Madres paralelas (Almodóvar, 2021).
Un monde (presque) sans hommes. Je ne goûte pas plus que ça les films d’Almodóvar, cependant les circonstances de la vie font que je les ai quasiment tous vus au cinoche, depuis Attache-moi ou Talons aiguilles. De par mon grand âge, je me souviens d’ailleurs d’une punchline culte du Maestro dans une interview des Inrocks à l’époque. « Voyez-vous, disait-il, je pesais 70 kilos dans les années 70, 80 dans les années 80, 90 dans les 90. Le futur, que me réserve-t-il ? » À en juger par des photos récentes, il a plutôt l’air d’avoir minci en vieillissant. Enfin bref, pour que le panorama soit complet, sachez que j’avais énormément aimé la Piel que habito, fantaisie hitchcocko-dingue qui avait peut-être offert à Banderas, en chirurgien ivre de vengeance et complètement psychopathe, son plus grand rôle, et en tous cas sa plus grande réplique — Que m’avez-vous fait, lui demandait sa victime inquiète, — Oh rien, une vaginoplastie. De même, admiration devant Julieta et ses deux actrices pour une héroïne. Ce qui fait que j’avais été relativement déçu par Douleur et gloire, dont ce n’est pas tant le nombrilisme que l’esthétique qui m’avait rebuté.

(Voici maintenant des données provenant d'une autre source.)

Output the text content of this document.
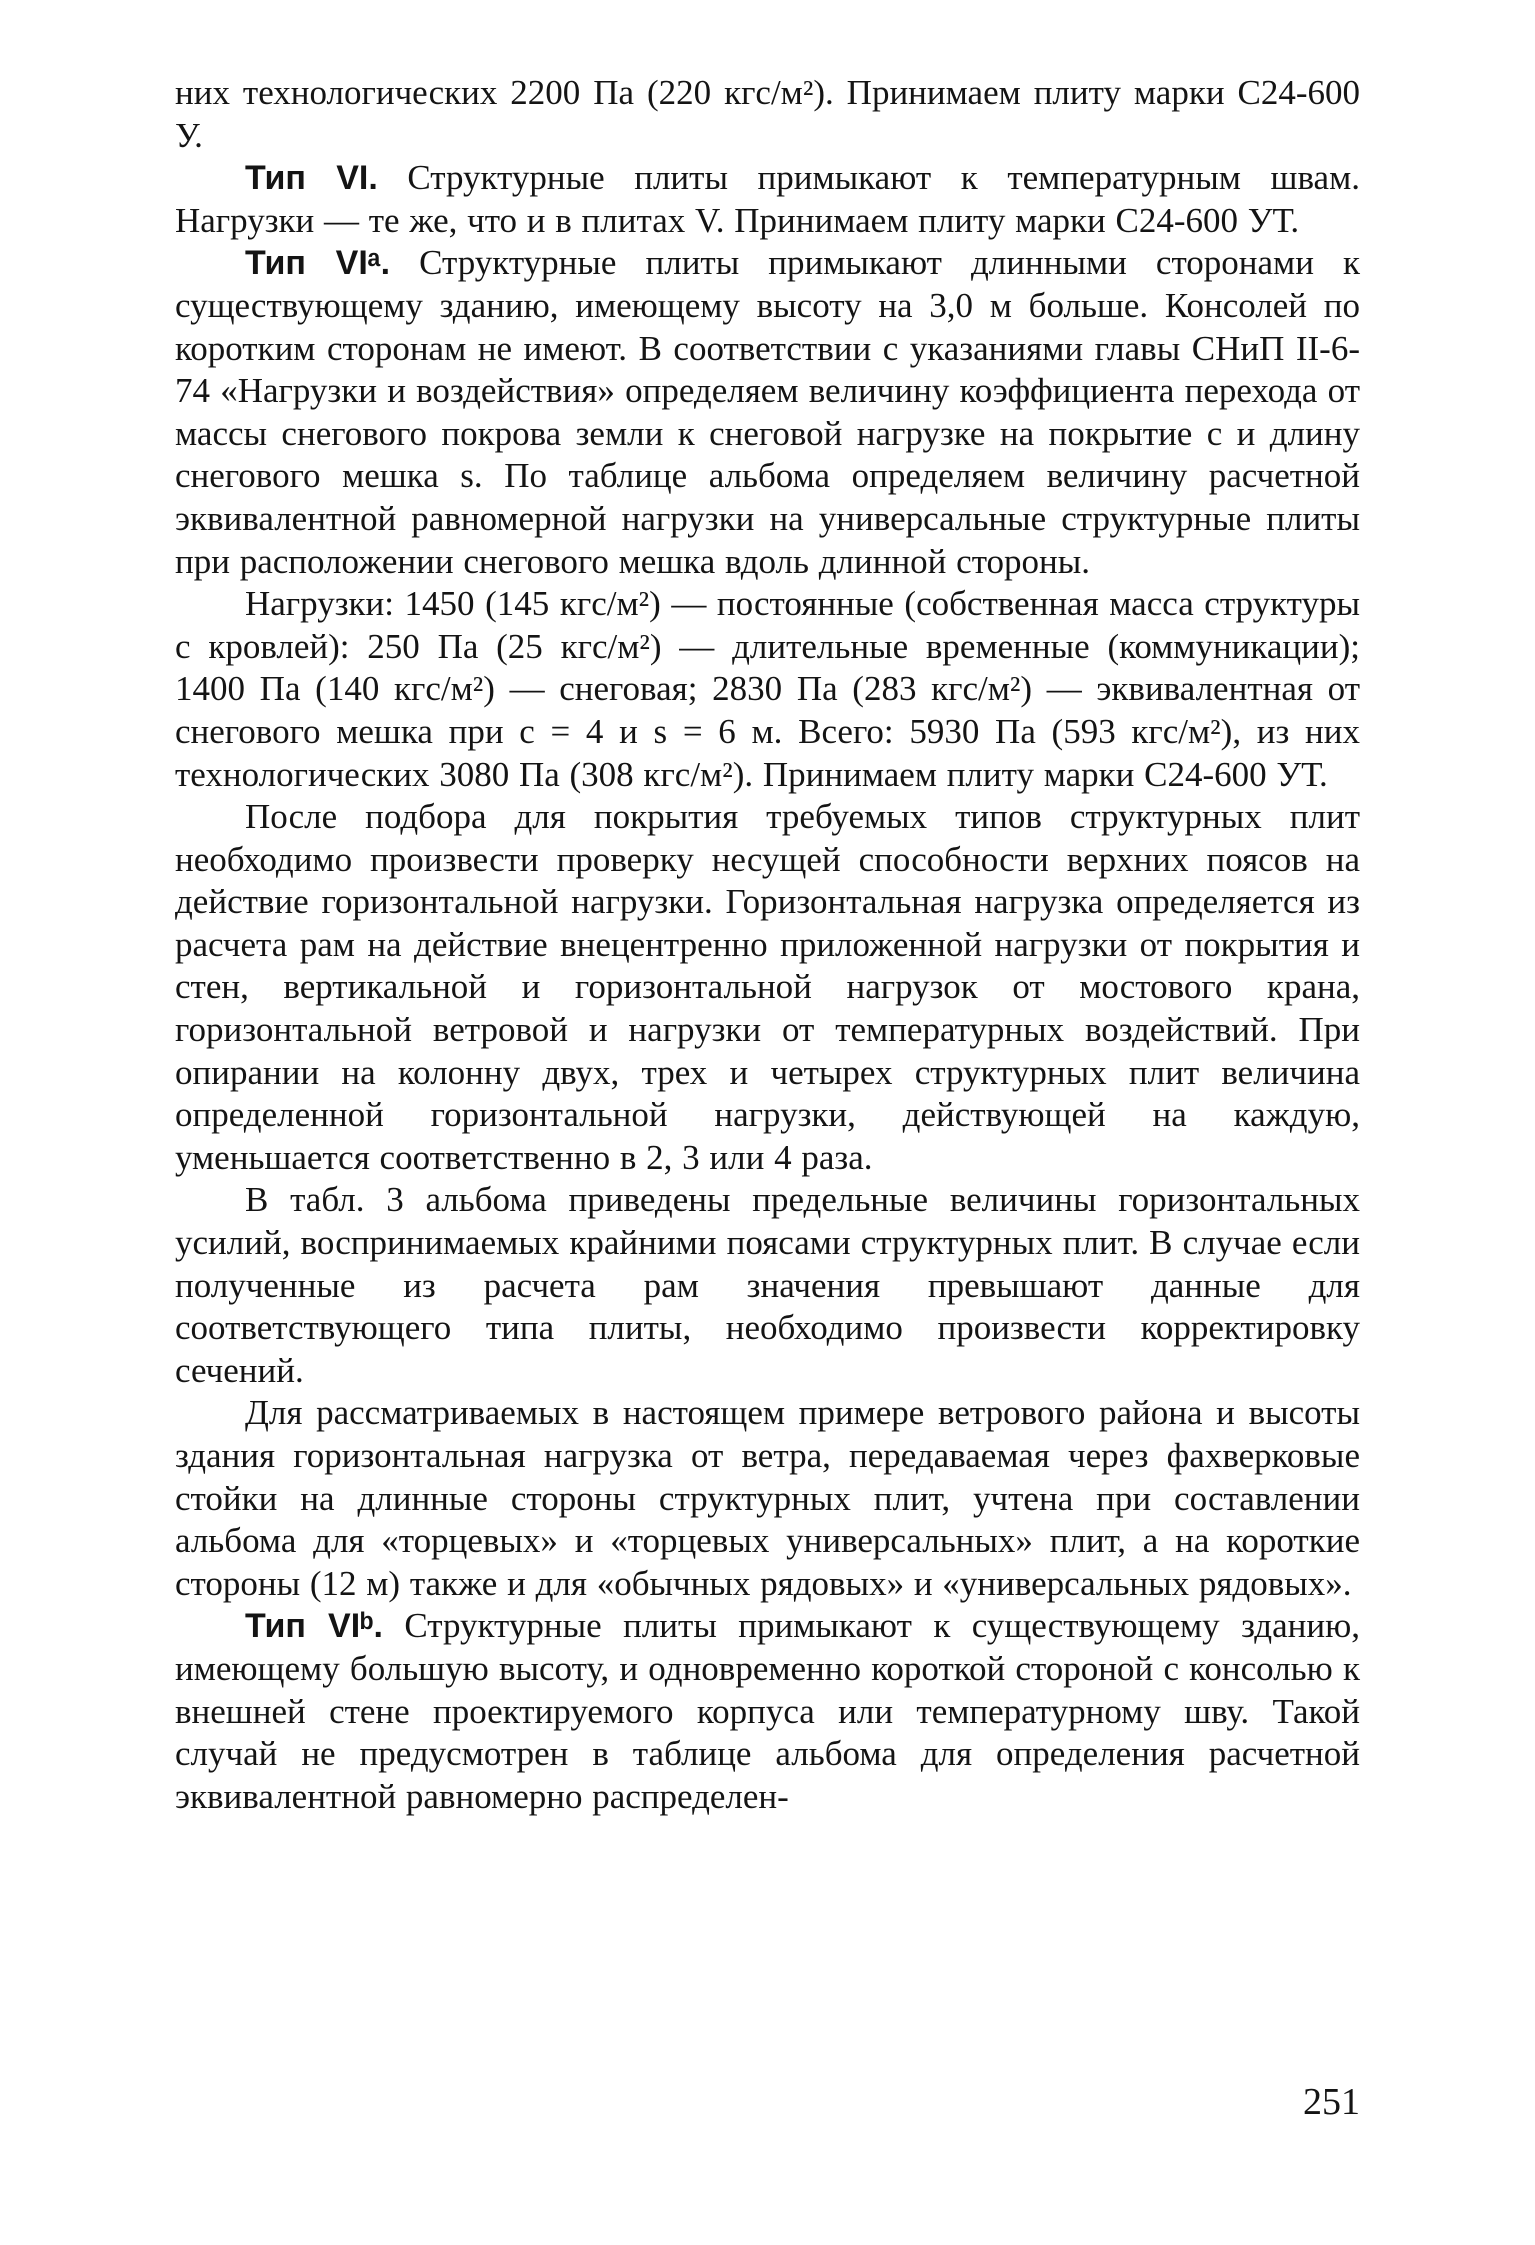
них технологических 2200 Па (220 кгс/м²). Принимаем плиту марки С24-600 У.

Тип VI. Структурные плиты примыкают к температурным швам. Нагрузки — те же, что и в плитах V. Принимаем плиту марки С24-600 УТ.

Тип VIᵃ. Структурные плиты примыкают длинными сторонами к существующему зданию, имеющему высоту на 3,0 м больше. Консолей по коротким сторонам не имеют. В соответствии с указаниями главы СНиП II-6-74 «Нагрузки и воздействия» определяем величину коэффициента перехода от массы снегового покрова земли к снеговой нагрузке на покрытие c и длину снегового мешка s. По таблице альбома определяем величину расчетной эквивалентной равномерной нагрузки на универсальные структурные плиты при расположении снегового мешка вдоль длинной стороны.

Нагрузки: 1450 (145 кгс/м²) — постоянные (собственная масса структуры с кровлей): 250 Па (25 кгс/м²) — длительные временные (коммуникации); 1400 Па (140 кгс/м²) — снеговая; 2830 Па (283 кгс/м²) — эквивалентная от снегового мешка при c = 4 и s = 6 м. Всего: 5930 Па (593 кгс/м²), из них технологических 3080 Па (308 кгс/м²). Принимаем плиту марки С24-600 УТ.

После подбора для покрытия требуемых типов структурных плит необходимо произвести проверку несущей способности верхних поясов на действие горизонтальной нагрузки. Горизонтальная нагрузка определяется из расчета рам на действие внецентренно приложенной нагрузки от покрытия и стен, вертикальной и горизонтальной нагрузок от мостового крана, горизонтальной ветровой и нагрузки от температурных воздействий. При опирании на колонну двух, трех и четырех структурных плит величина определенной горизонтальной нагрузки, действующей на каждую, уменьшается соответственно в 2, 3 или 4 раза.

В табл. 3 альбома приведены предельные величины горизонтальных усилий, воспринимаемых крайними поясами структурных плит. В случае если полученные из расчета рам значения превышают данные для соответствующего типа плиты, необходимо произвести корректировку сечений.

Для рассматриваемых в настоящем примере ветрового района и высоты здания горизонтальная нагрузка от ветра, передаваемая через фахверковые стойки на длинные стороны структурных плит, учтена при составлении альбома для «торцевых» и «торцевых универсальных» плит, а на короткие стороны (12 м) также и для «обычных рядовых» и «универсальных рядовых».

Тип VIᵇ. Структурные плиты примыкают к существующему зданию, имеющему большую высоту, и одновременно короткой стороной с консолью к внешней стене проектируемого корпуса или температурному шву. Такой случай не предусмотрен в таблице альбома для определения расчетной эквивалентной равномерно распределен-

251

Il m’est arrivé d’avoir la même impression ici — les personnages portent des chaussures affreuses, et pourquoi montrer aussi longuement un écran d’ordinateur sur lequel s’affiche la révélation que tout le monde a captée depuis longtemps ? Mais c’est peut-être que j’avais lu trop de choses sur le film avant d’y aller. Pour continuer dans les réserves et revenir à mon introduction, c’est logique, mais un peu dommage que le personnage masculin, quasiment éjecté de la plus grande partie du film, reprenne de l’importance à la fin — m’a sauté aux yeux un plan bizarre, dans lequel l’angle de la prise de vue fait que ce personnage paraît quelques instants beaucoup plus imposant que Penélope Cruz. Je ne vous apprendrai rien en vous disant que la star est super, mais peut-être quelque chose en ajoutant qu’elle est souvent cadrée en pied, et — oublions une bonne fois pour toutes cette histoire de chaussures, voulez-vous — qu’elle a l’air très menue.
Le film est un mélodrame, et ne déroge pas aux règles édictées par Sirk dans ses chefs-d’œuvre — prenons le Secret magnifique par exemple, votre mari meurt, vos créanciers vous harcèlent, vous perdez la vue, pour couronner le tout, manque de bol, c’est Rock Hudson qui se met en tête de vous courtiser. Même genre d’avanies en série ici. L’artificialité des situations se marie cependant avec profit au contexte historique bien réel — les personnages cherchant à localiser un charnier de l’époque de la guerre civile. À ce titre, j’ai été ému par la dernière image, que j’ai perçue comme un oxymore, un étrange cauchemar apaisé. Un sentiment d’apaisement, c’est d’ailleurs ce que j’ai retenu du film, dont les personnages bons et généreux réussissent à désamorcer un à un tous les conflits. C’est beau et cathartique, et après tout peut-être suffisant pour balayer toutes les critiques. Feelgood movie, eh.